Rice Makes Unannounced Trip to Afghanistan, Calls for Continued Fight Against Taliban

Secretary of State Condoleezza Rice said Thursday the Afghan government must meet its responsibilities in fighting a resurgent Taliban as the United States and Britain lead an effort to boost the number of NATO combat forces.

In a show of unity, Rice was making the point as she and British Foreign Secretary David Miliband got a firsthand look at the front lines of the NATO-led fight against insurgents in Kandahar, visiting an alliance airfield in this former Taliban stronghold in southern Afghanistan.

"The Afghan government has responsibilities, too," Rice told reporters ahead of her meeting with President Hamid Karzai. "This is a two-way street, and I think everybody has to step back and concern ourselves with the Taliban."

Said Miliband: "We've got responsibilities that we're determined to live up to and obligations that we're determined to live up to and ditto for the Afghan authorities. That's something we want to follow through and at the heart of both our strategies is the belief this has to be done with the Afghan government and in fact led by the Afghan government, with our support."

The stop in Kandahar was a rare side trip outside the Afghan capital by the top U.S. and British diplomats to meet with international forces facing a resurgent Taliban on what was once the movement's home ground.

Rice said the brief unannounced visit was not an attempt to show up European nations that have refused to send fighting troops to Kandahar and other southern regions.

"It's just the rationale of being able to get outside of Kabul and see one of the areas that's been very active," Rice told reporters before the diplomats' arrival. "I don't think there's any message there to anyone."

Miliband said Kandahar's "iconic status in the history and position of Afghanistan" made it a good choice for a visit outside the capital.

Kandahar was the Taliban's stronghold even after the regime was toppled by a U.S. led assault in 2001. U.S. led forces pushed the Taliban forces out of the city in 2006 and 2007, but the area is still dangerous.

Canada has threatened to remove its combat forced based around Kandahar unless NATO supplies about 2,000 reinforcements.

"It's not an overwhelming number of forces that is being sought here," Rice said. "This is a troop contribution level that NATO can meet and should meet."

She and Miliband never left a NATO airfield during a stay of less than three hours in which they met and thanked about 200 troops from NATO nations and others that are working around Kandahar.

"As the debate heats up about what you are doing here, we will be defending you heart and soul," Miliband told them.

Rice and Miliband began their unannounced visit earlier Thursday in Kabul, carrying a joint message of support and prodding to Afghan officials as the U.S. continued a drive to recruit more NATO troops amid a welter of outside assessments that progress in the six-year war is stalling.

In London on Wednesday, Rice said the fight in Afghanistan won't be won quickly and Defense Secretary Robert Gates scolded NATO countries who haven't committed combat troops "willing to fight and die" to defeat a resurgent Taliban.

"I think that it puts a cloud over the future of the alliance if this is to endure and perhaps even get worse," the Pentagon chief said from Washington.

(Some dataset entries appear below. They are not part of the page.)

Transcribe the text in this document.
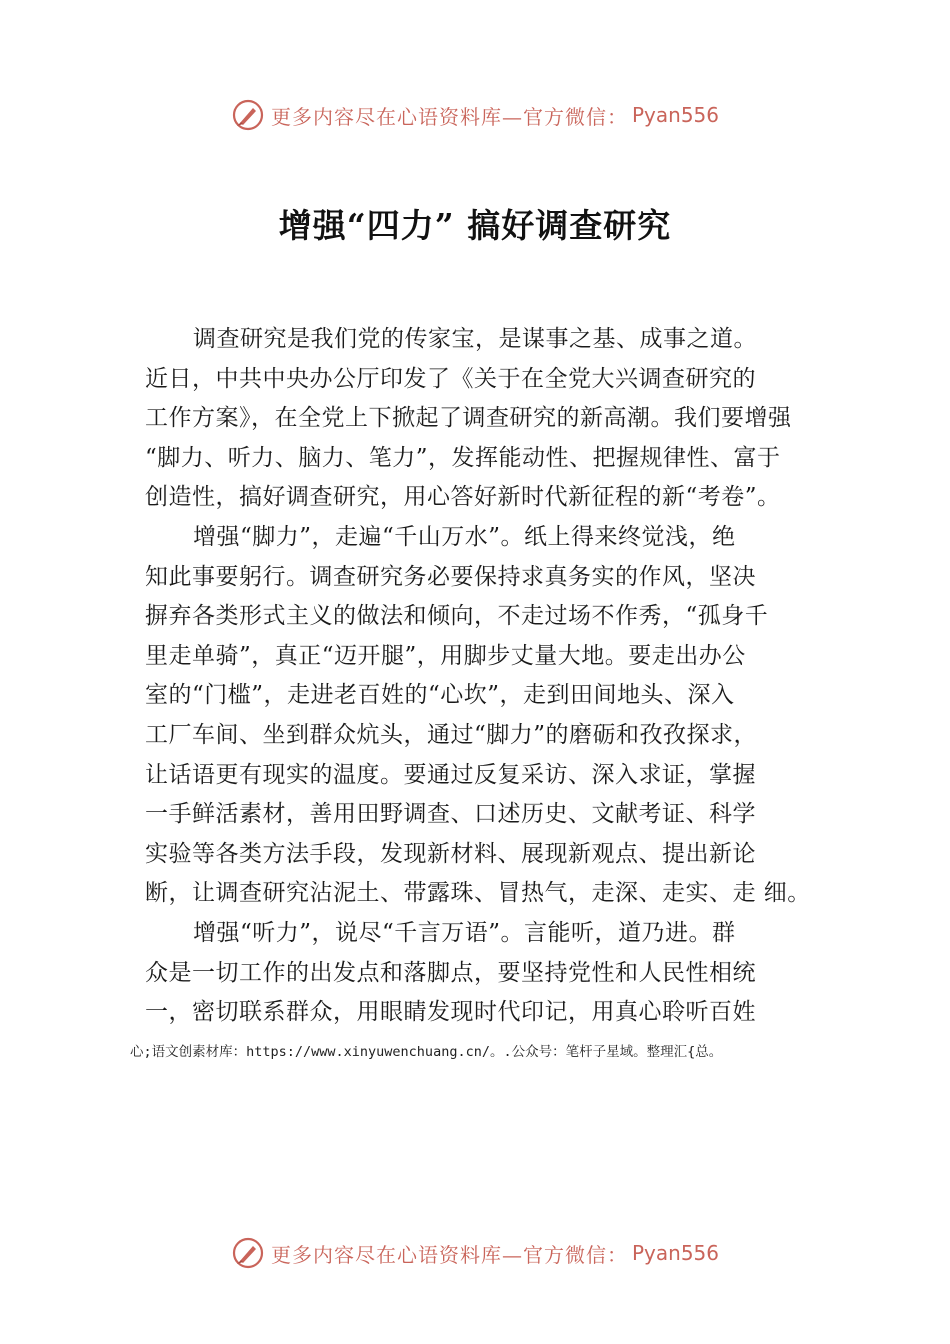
更多内容尽在心语资料库—官方微信： Pyan556
增强“四力” 搞好调查研究
调查研究是我们党的传家宝，是谋事之基、成事之道。
近日，中共中央办公厅印发了《关于在全党大兴调查研究的
工作方案》，在全党上下掀起了调查研究的新高潮。我们要增强
“脚力、听力、脑力、笔力”，发挥能动性、把握规律性、富于
创造性，搞好调查研究，用心答好新时代新征程的新“考卷”。
增强“脚力”，走遍“千山万水”。纸上得来终觉浅，绝
知此事要躬行。调查研究务必要保持求真务实的作风，坚决
摒弃各类形式主义的做法和倾向，不走过场不作秀，“孤身千
里走单骑”，真正“迈开腿”，用脚步丈量大地。要走出办公
室的“门槛”，走进老百姓的“心坎”，走到田间地头、深入
工厂车间、坐到群众炕头，通过“脚力”的磨砺和孜孜探求，
让话语更有现实的温度。要通过反复采访、深入求证，掌握
一手鲜活素材，善用田野调查、口述历史、文献考证、科学
实验等各类方法手段，发现新材料、展现新观点、提出新论
断，让调查研究沾泥土、带露珠、冒热气，走深、走实、走 细。
增强“听力”，说尽“千言万语”。言能听，道乃进。群
众是一切工作的出发点和落脚点，要坚持党性和人民性相统
一，密切联系群众，用眼睛发现时代印记，用真心聆听百姓
心;语文创素材库：https://www.xinyuwenchuang.cn/。.公众号：笔杆子星域。整理汇{总。
更多内容尽在心语资料库—官方微信： Pyan556
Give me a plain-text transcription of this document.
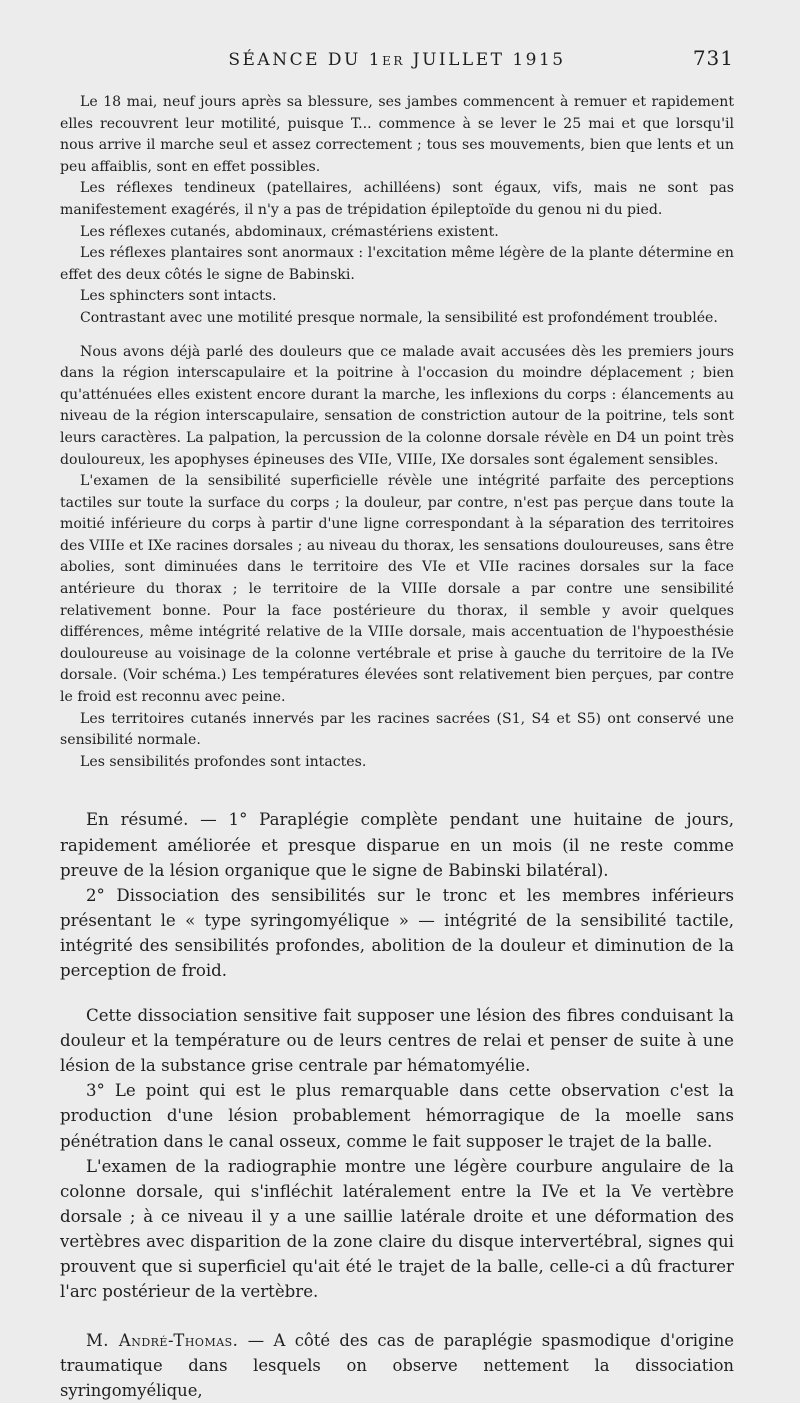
SÉANCE DU 1er JUILLET 1915	731

Le 18 mai, neuf jours après sa blessure, ses jambes commencent à remuer et rapidement elles recouvrent leur motilité, puisque T... commence à se lever le 25 mai et que lorsqu'il nous arrive il marche seul et assez correctement ; tous ses mouvements, bien que lents et un peu affaiblis, sont en effet possibles.

Les réflexes tendineux (patellaires, achilléens) sont égaux, vifs, mais ne sont pas manifestement exagérés, il n'y a pas de trépidation épileptoïde du genou ni du pied.

Les réflexes cutanés, abdominaux, crémastériens existent.

Les réflexes plantaires sont anormaux : l'excitation même légère de la plante détermine en effet des deux côtés le signe de Babinski.

Les sphincters sont intacts.

Contrastant avec une motilité presque normale, la sensibilité est profondément troublée.

Nous avons déjà parlé des douleurs que ce malade avait accusées dès les premiers jours dans la région interscapulaire et la poitrine à l'occasion du moindre déplacement ; bien qu'atténuées elles existent encore durant la marche, les inflexions du corps : élancements au niveau de la région interscapulaire, sensation de constriction autour de la poitrine, tels sont leurs caractères. La palpation, la percussion de la colonne dorsale révèle en D4 un point très douloureux, les apophyses épineuses des VIIe, VIIIe, IXe dorsales sont également sensibles.

L'examen de la sensibilité superficielle révèle une intégrité parfaite des perceptions tactiles sur toute la surface du corps ; la douleur, par contre, n'est pas perçue dans toute la moitié inférieure du corps à partir d'une ligne correspondant à la séparation des territoires des VIIIe et IXe racines dorsales ; au niveau du thorax, les sensations douloureuses, sans être abolies, sont diminuées dans le territoire des VIe et VIIe racines dorsales sur la face antérieure du thorax ; le territoire de la VIIIe dorsale a par contre une sensibilité relativement bonne. Pour la face postérieure du thorax, il semble y avoir quelques différences, même intégrité relative de la VIIIe dorsale, mais accentuation de l'hypoesthésie douloureuse au voisinage de la colonne vertébrale et prise à gauche du territoire de la IVe dorsale. (Voir schéma.) Les températures élevées sont relativement bien perçues, par contre le froid est reconnu avec peine.

Les territoires cutanés innervés par les racines sacrées (S1, S4 et S5) ont conservé une sensibilité normale.

Les sensibilités profondes sont intactes.

En résumé. — 1° Paraplégie complète pendant une huitaine de jours, rapidement améliorée et presque disparue en un mois (il ne reste comme preuve de la lésion organique que le signe de Babinski bilatéral).

2° Dissociation des sensibilités sur le tronc et les membres inférieurs présentant le « type syringomyélique » — intégrité de la sensibilité tactile, intégrité des sensibilités profondes, abolition de la douleur et diminution de la perception de froid.

Cette dissociation sensitive fait supposer une lésion des fibres conduisant la douleur et la température ou de leurs centres de relai et penser de suite à une lésion de la substance grise centrale par hématomyélie.

3° Le point qui est le plus remarquable dans cette observation c'est la production d'une lésion probablement hémorragique de la moelle sans pénétration dans le canal osseux, comme le fait supposer le trajet de la balle.

L'examen de la radiographie montre une légère courbure angulaire de la colonne dorsale, qui s'infléchit latéralement entre la IVe et la Ve vertèbre dorsale ; à ce niveau il y a une saillie latérale droite et une déformation des vertèbres avec disparition de la zone claire du disque intervertébral, signes qui prouvent que si superficiel qu'ait été le trajet de la balle, celle-ci a dû fracturer l'arc postérieur de la vertèbre.

M. André-Thomas. — A côté des cas de paraplégie spasmodique d'origine traumatique dans lesquels on observe nettement la dissociation syringomyélique,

Gates said he's not optimistic that the influx of 3,000 more Marines into Afghanistan this spring will be enough to put the NATO-led war effort back on track. He said he has sent letters to every alliance defense minister asking them to contribute more troops and equipment, but hasn't received any replies.

As he has before, Gates insisted he would continue to be "a nag on this issue" when he meets NATO defense ministers Thursday and Friday in Europe to discuss Afghanistan, but also said that only the Canadians, British, Australians, Dutch and Danes "are really out there on the line and fighting."

All 26 NATO nations have soldiers in Afghanistan and all agree the mission is their top priority. But the refusal of European allies to send more combat troops is forcing an already stretched U.S. military — focused on the Iraq war — to fill the gap, and it is straining the Western alliance.

"I do think the alliance is facing a real test here," Rice said, speaking at a news conference with Miliband in London on Wednesday before they flew together to Afghanistan. "Our populations need to understand this is not a peacekeeping mission," but rather a long-term fight against extremists, she added.

On Wednesday, Britain confirmed that it will not increase the size of its force in Afghanistan. Some NATO nations had hoped Britain would essentially transfer fighting forces from Iraq, where its operations are scaling down.

Britain has about 7,700 soldiers in Afghanistan and will replace infantry troops with more paratroopers during a routine changeover in April. Prime Minister Gordon Brown told lawmakers Wednesday he will continue to push European allies to provide more combat troops.